Thursday, October 13, 2016

Bass Canards

Passed the worst of it. Money came into my Paypal. Then my late paycheck arrived. I put in a full day at work. And I mailed off the latest set of M40 grenades. I even got a little fiddle practice in.

One of the reasons I've been behind on the fiddle practice is I've been using my breaks to tinker with an acoustic experiment. I bet I could get it declared a "20 percenter." Considering we do, well, acoustic design at work. Or rather, the company does. I reload coffee machines.



So what I built was an experimental Cajon. These are drums made in the form of (and historically, from) wooden boxes. Because of the nature of the sounding surface (or tapa), there are a variety of different sounds that one can get from one, including a reasonable approximation of the basic kick-tom-snare setup.

I was cutting from scrap wood, so I used slightly smaller and non-standard dimensions. But what I really wanted to explore was the idea of porting.


See, the box itself functions as a Helmholz Resonator. Not the perfect spherical one, however. Like a guitar body, the acoustics are a complex blend of the air mass inside the volume of the cavity communicating with the outside through the tone hole and modified by the flexible materials making up the body itself. This is even more complex in a cajon as one side of the box is the drum head itself -- which has specific resonance modes itself (multiple modes, in fact, with different combinations of strength of the various nodes excited depending on where the surface is struck).

According to a university acoustics lab experiment I read, even though the 0,0 node of the tapa is around 110 Hz, there exists a second peak of acoustic energy of the cavity.
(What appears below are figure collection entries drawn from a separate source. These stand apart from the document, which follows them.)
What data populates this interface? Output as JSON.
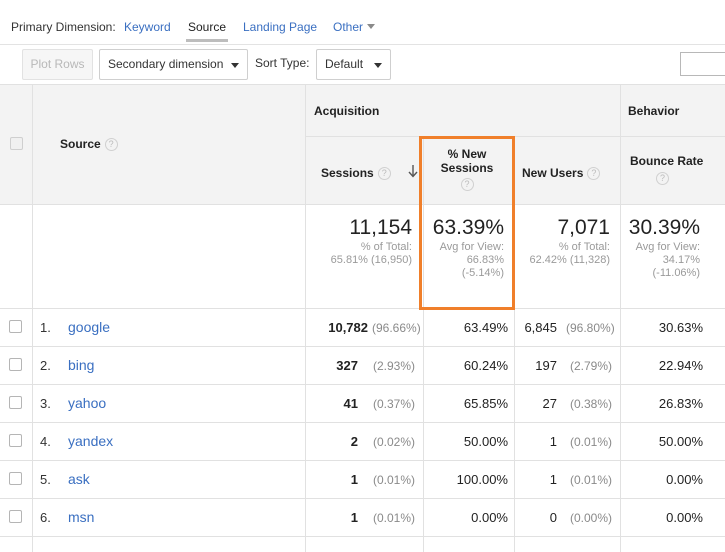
{
  "primary_dimension": {
    "label": "Primary Dimension:",
    "options": [
      "Keyword",
      "Source",
      "Landing Page",
      "Other"
    ],
    "active": "Source"
  },
  "toolbar": {
    "plot_rows": "Plot Rows",
    "secondary_dimension": "Secondary dimension",
    "sort_type_label": "Sort Type:",
    "sort_type_value": "Default"
  },
  "table": {
    "groups": {
      "acquisition": "Acquisition",
      "behavior": "Behavior"
    },
    "columns": {
      "source": "Source",
      "sessions": "Sessions",
      "new_sessions_line1": "% New",
      "new_sessions_line2": "Sessions",
      "new_users": "New Users",
      "bounce_rate": "Bounce Rate"
    },
    "totals": {
      "sessions": "11,154",
      "sessions_sub1": "% of Total:",
      "sessions_sub2": "65.81% (16,950)",
      "new_sessions": "63.39%",
      "new_sessions_sub1": "Avg for View:",
      "new_sessions_sub2": "66.83%",
      "new_sessions_sub3": "(-5.14%)",
      "new_users": "7,071",
      "new_users_sub1": "% of Total:",
      "new_users_sub2": "62.42% (11,328)",
      "bounce_rate": "30.39%",
      "bounce_rate_sub1": "Avg for View:",
      "bounce_rate_sub2": "34.17%",
      "bounce_rate_sub3": "(-11.06%)"
    },
    "rows": [
      {
        "idx": "1.",
        "source": "google",
        "sessions": "10,782",
        "sessions_pct": "(96.66%)",
        "new_sessions": "63.49%",
        "new_users": "6,845",
        "new_users_pct": "(96.80%)",
        "bounce_rate": "30.63%"
      },
      {
        "idx": "2.",
        "source": "bing",
        "sessions": "327",
        "sessions_pct": "(2.93%)",
        "new_sessions": "60.24%",
        "new_users": "197",
        "new_users_pct": "(2.79%)",
        "bounce_rate": "22.94%"
      },
      {
        "idx": "3.",
        "source": "yahoo",
        "sessions": "41",
        "sessions_pct": "(0.37%)",
        "new_sessions": "65.85%",
        "new_users": "27",
        "new_users_pct": "(0.38%)",
        "bounce_rate": "26.83%"
      },
      {
        "idx": "4.",
        "source": "yandex",
        "sessions": "2",
        "sessions_pct": "(0.02%)",
        "new_sessions": "50.00%",
        "new_users": "1",
        "new_users_pct": "(0.01%)",
        "bounce_rate": "50.00%"
      },
      {
        "idx": "5.",
        "source": "ask",
        "sessions": "1",
        "sessions_pct": "(0.01%)",
        "new_sessions": "100.00%",
        "new_users": "1",
        "new_users_pct": "(0.01%)",
        "bounce_rate": "0.00%"
      },
      {
        "idx": "6.",
        "source": "msn",
        "sessions": "1",
        "sessions_pct": "(0.01%)",
        "new_sessions": "0.00%",
        "new_users": "0",
        "new_users_pct": "(0.00%)",
        "bounce_rate": "0.00%"
      }
    ]
  },
  "colors": {
    "link": "#3a6fc1",
    "highlight": "#f07f2a"
  },
  "icons": {
    "help": "question-mark-icon",
    "sort": "arrow-down-icon"
  }
}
They were studying how this is modified by changing the diameter of the tone hole.

Well, I thought I'd see if I could emphasize low frequencies by using a cabinet design trick; by porting the hole. Adding a tube extension essentially lowers the emphasized frequency. This, at least, can be readily calculated. I didn't bother, as I was making this from available scrap. Instead I simply experimented.

Adding the port instantly cut much of the supporting resonance in the 200-400 hz range. Which is where the strongest most characteristic strike tone had been. It brought in a new peak of strongly boosted frequencies centered at about 50 Hz for the tube length shown above. The wadding (which I added to before closing the box) was designed and effectively did muffle most of the original "box" tone, leaving almost nothing but the "slap" of hand on wood and a deep powerful thump much like that you'd get from a good kick drum.
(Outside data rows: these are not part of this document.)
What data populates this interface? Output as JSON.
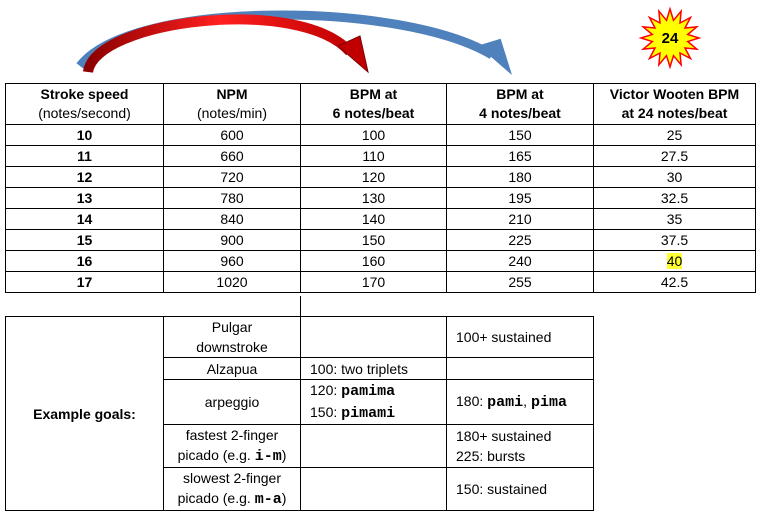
{
  "badge": "24",
  "table": {
    "header": [
      [
        "Stroke speed",
        "(notes/second)"
      ],
      [
        "NPM",
        "(notes/min)"
      ],
      [
        "BPM at",
        "6 notes/beat"
      ],
      [
        "BPM at",
        "4 notes/beat"
      ],
      [
        "Victor Wooten BPM",
        "at 24 notes/beat"
      ]
    ],
    "rows": [
      [
        10,
        600,
        100,
        150,
        25
      ],
      [
        11,
        660,
        110,
        165,
        27.5
      ],
      [
        12,
        720,
        120,
        180,
        30
      ],
      [
        13,
        780,
        130,
        195,
        32.5
      ],
      [
        14,
        840,
        140,
        210,
        35
      ],
      [
        15,
        900,
        150,
        225,
        37.5
      ],
      [
        16,
        960,
        160,
        240,
        40
      ],
      [
        17,
        1020,
        170,
        255,
        42.5
      ]
    ],
    "highlight": {
      "row": 6,
      "col": 4,
      "color": "#ffff33"
    }
  },
  "goals": {
    "label": "Example goals:",
    "items": [
      {
        "technique": [
          "Pulgar",
          "downstroke"
        ],
        "bpm6": [],
        "bpm4": [
          "100+ sustained"
        ]
      },
      {
        "technique": [
          "Alzapua"
        ],
        "bpm6": [
          "100: two triplets"
        ],
        "bpm4": []
      },
      {
        "technique": [
          "arpeggio"
        ],
        "bpm6": [
          [
            "120: ",
            {
              "code": "pamima"
            }
          ],
          [
            "150: ",
            {
              "code": "pimami"
            }
          ]
        ],
        "bpm4": [
          [
            "180: ",
            {
              "code": "pami"
            },
            ", ",
            {
              "code": "pima"
            }
          ]
        ]
      },
      {
        "technique": [
          "fastest 2-finger",
          [
            "picado (e.g. ",
            {
              "code": "i-m"
            },
            ")"
          ]
        ],
        "bpm6": [],
        "bpm4": [
          "180+ sustained",
          "225: bursts"
        ]
      },
      {
        "technique": [
          "slowest 2-finger",
          [
            "picado (e.g. ",
            {
              "code": "m-a"
            },
            ")"
          ]
        ],
        "bpm6": [],
        "bpm4": [
          "150: sustained"
        ]
      }
    ]
  }
}
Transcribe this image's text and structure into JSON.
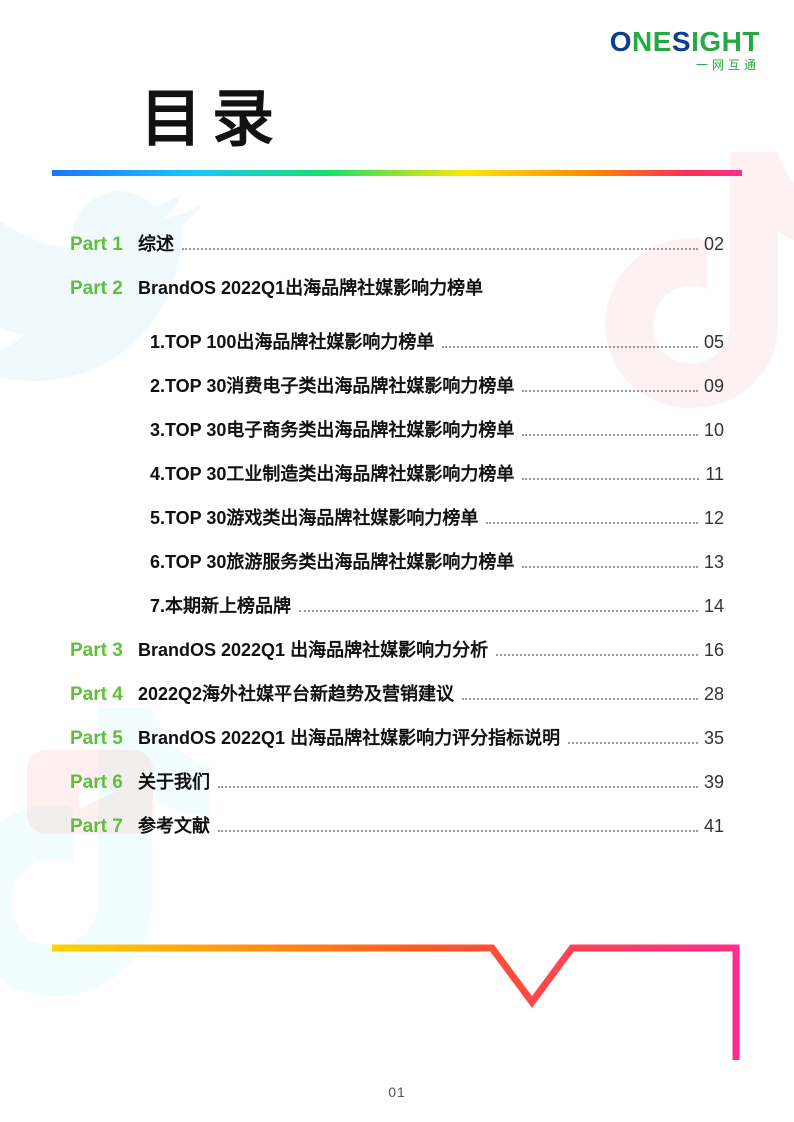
{
  "logo": {
    "text_a": "O",
    "text_b": "NE",
    "text_c": "S",
    "text_d": "IGHT",
    "sub": "一网互通"
  },
  "title": "目录",
  "page_number": "01",
  "colors": {
    "part_green": "#5fbf3b",
    "logo_blue": "#0b3d91",
    "logo_green": "#28a745",
    "rainbow": [
      "#1e73ff",
      "#17c5ff",
      "#17e06a",
      "#ffe600",
      "#ff8a00",
      "#ff2d55",
      "#ff2d8c"
    ],
    "bubble": [
      "#ffd400",
      "#ff2d8c"
    ]
  },
  "toc": [
    {
      "part": "Part 1",
      "label": "综述",
      "page": "02"
    },
    {
      "part": "Part 2",
      "label": "BrandOS 2022Q1出海品牌社媒影响力榜单",
      "page": ""
    },
    {
      "sub": true,
      "label": "1.TOP 100出海品牌社媒影响力榜单",
      "page": "05"
    },
    {
      "sub": true,
      "label": "2.TOP 30消费电子类出海品牌社媒影响力榜单",
      "page": "09"
    },
    {
      "sub": true,
      "label": "3.TOP 30电子商务类出海品牌社媒影响力榜单",
      "page": "10"
    },
    {
      "sub": true,
      "label": "4.TOP 30工业制造类出海品牌社媒影响力榜单",
      "page": "11"
    },
    {
      "sub": true,
      "label": "5.TOP 30游戏类出海品牌社媒影响力榜单",
      "page": "12"
    },
    {
      "sub": true,
      "label": "6.TOP 30旅游服务类出海品牌社媒影响力榜单",
      "page": "13"
    },
    {
      "sub": true,
      "label": "7.本期新上榜品牌",
      "page": "14"
    },
    {
      "part": "Part 3",
      "label": "BrandOS 2022Q1 出海品牌社媒影响力分析",
      "page": "16"
    },
    {
      "part": "Part 4",
      "label": "2022Q2海外社媒平台新趋势及营销建议",
      "page": "28"
    },
    {
      "part": "Part 5",
      "label": "BrandOS 2022Q1 出海品牌社媒影响力评分指标说明",
      "page": "35"
    },
    {
      "part": "Part 6",
      "label": "关于我们",
      "page": "39"
    },
    {
      "part": "Part 7",
      "label": "参考文献",
      "page": "41"
    }
  ]
}
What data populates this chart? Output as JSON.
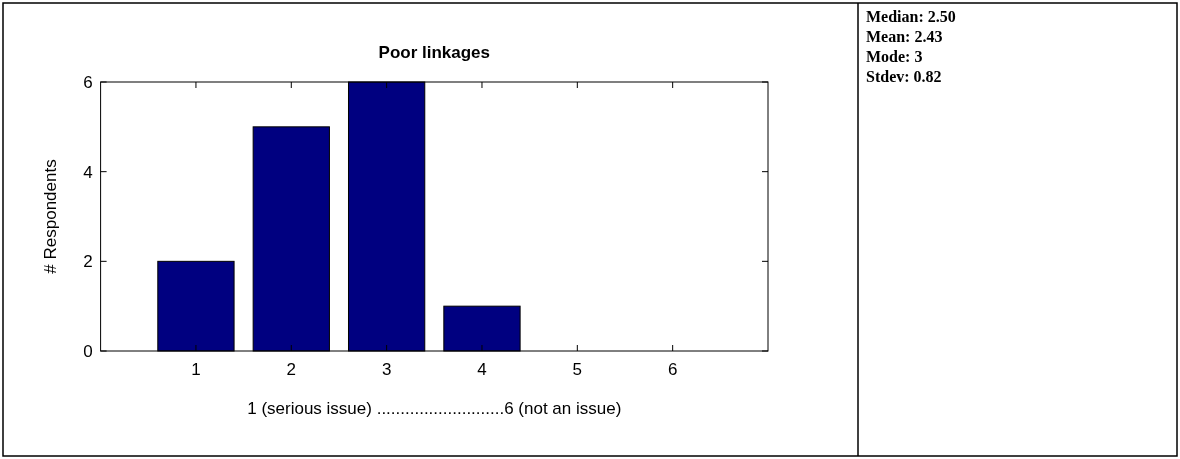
{
  "chart_data": {
    "type": "bar",
    "title": "Poor linkages",
    "xlabel": "1 (serious issue) ...........................6 (not an issue)",
    "ylabel": "# Respondents",
    "x": [
      1,
      2,
      3,
      4,
      5,
      6
    ],
    "values": [
      2,
      5,
      6,
      1,
      0,
      0
    ],
    "color": "#000080",
    "xlim": [
      0,
      7
    ],
    "xticks": [
      1,
      2,
      3,
      4,
      5,
      6
    ],
    "ylim": [
      0,
      6
    ],
    "yticks": [
      0,
      2,
      4,
      6
    ],
    "grid": false,
    "annotations": [
      "Median: 2.50",
      "Mean: 2.43",
      "Mode: 3",
      "Stdev: 0.82"
    ]
  }
}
Unfortunately another part of the experiment was not as successful. It did not seem possible to selectively reduce the damping (and the effect of the porting) to allow richer, more tom-like tones in other strike zones. Nor was I entirely happy with the "slap" of the loose edge I designed for a snare-like effect (too woody, although it did have a good slap. I can put more sizzle in by adding guitar string under it, but I'm afraid this might be audible in the "kick" as well).

If and when I get back to this (I saved a few other pieces of scrap wood) the next experiment is going to be making a bongo-cajon but using partial baffles instead of airtight partitioning. I'll see how the two air volumes communicate and interact.


A little more on-line research and I found some good technical discussion at a Cajon builder's forum. And, yes, the porting trick is well known -- there's a pair intersection between Cajon builders and speaker builders. There's also a style of Cajon playing (and building) that aims for a close approximation of kick-and-snare (and, somehow, hat). 

But I find I side with the larger community in that I miss the "wooden" tone of the classical Cajon. That is, the 200-400 Hz range which my ported and damped experiment specifically reduced. However, based on a slightly better understanding of the underlying math (one day I'll get around to reading the rest of that book I have on musical acoustics) I've decided to pre-calculate the dimensions (particularly the critical sound hole dimension) of the planned Bongo Cajon.